A la fin décembre 2002 l'activité du Stromboli change brusquement. Une très forte explosion recouvre de cendres le village de Stromboli. La paroi nord du cratère Nord-Est s'effondre et se présente et des coulées de lave sont émises depuis une fissure sous le cratère Nord-Est.  Le 30 décembre  2002, deux glissements de terrain de plusieurs millions de  m3  de blocs et de cendres depuis une zone dans la Sciara del Fuoco et emportant la coulée émise depuis le 28 décembre. Après un retrait de la mer, un raz de marée provoque des vagues de plusieurs mètres de haut qui blessent 6 personnes sur l’île tout en provoquant des dégâts importants. Le 1 janvier 2003, l’île est presque complètement évacuée et l’armée est sur place avec une surveillance permanente par hélicoptère. Par la suite les coulées de lave s'épanchent à partir d'un évent situés à 500 m d'altitude. Le 5 avril 2003, un paroxysme se produit au cratère Nord-Est mais aussi au cratère Sud-Ouest. Un panache de plus d’un kilomètre de haut s’élève au-dessus du sommet. Des blocs tombent sur Ginostra, au sud, endommageant deux habitations. Un bloc de 20 t tombe près du sentier d'ascension, à 600 m d’altitude.
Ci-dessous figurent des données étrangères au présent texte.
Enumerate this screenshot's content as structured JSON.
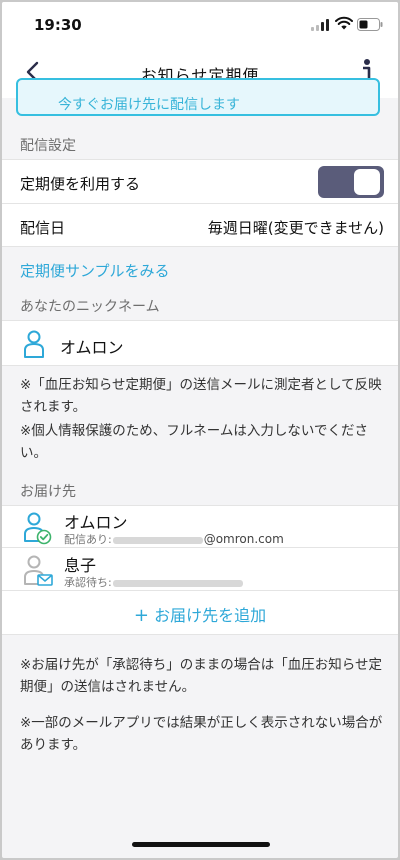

Le panache est important, chargé en cendres qui s'effondrent et provoquent des écoulements pyroclastiques. Toute la zone sommitale fut entièrement recouverte par plusieurs dizaines de centimètres de blocs, et de cendres. Les scientifiques qui surveillent alors l'édifice en hélicoptère échappent de peu à la mort. (Les infos sur cette éruption sont ici résumées à partir de http://decobed.club.fr/Stomboli.html). L'éruption s'arrête le 21 Juillet 2003.

Depuis lors, l'ascension du volcan est beaucoup plus réglementée et le guide est aujourd'hui obligatoire. Malgré la frustration de ne plus pouvoir passer la nuit au sommet, la ballade est toujours aussi belle!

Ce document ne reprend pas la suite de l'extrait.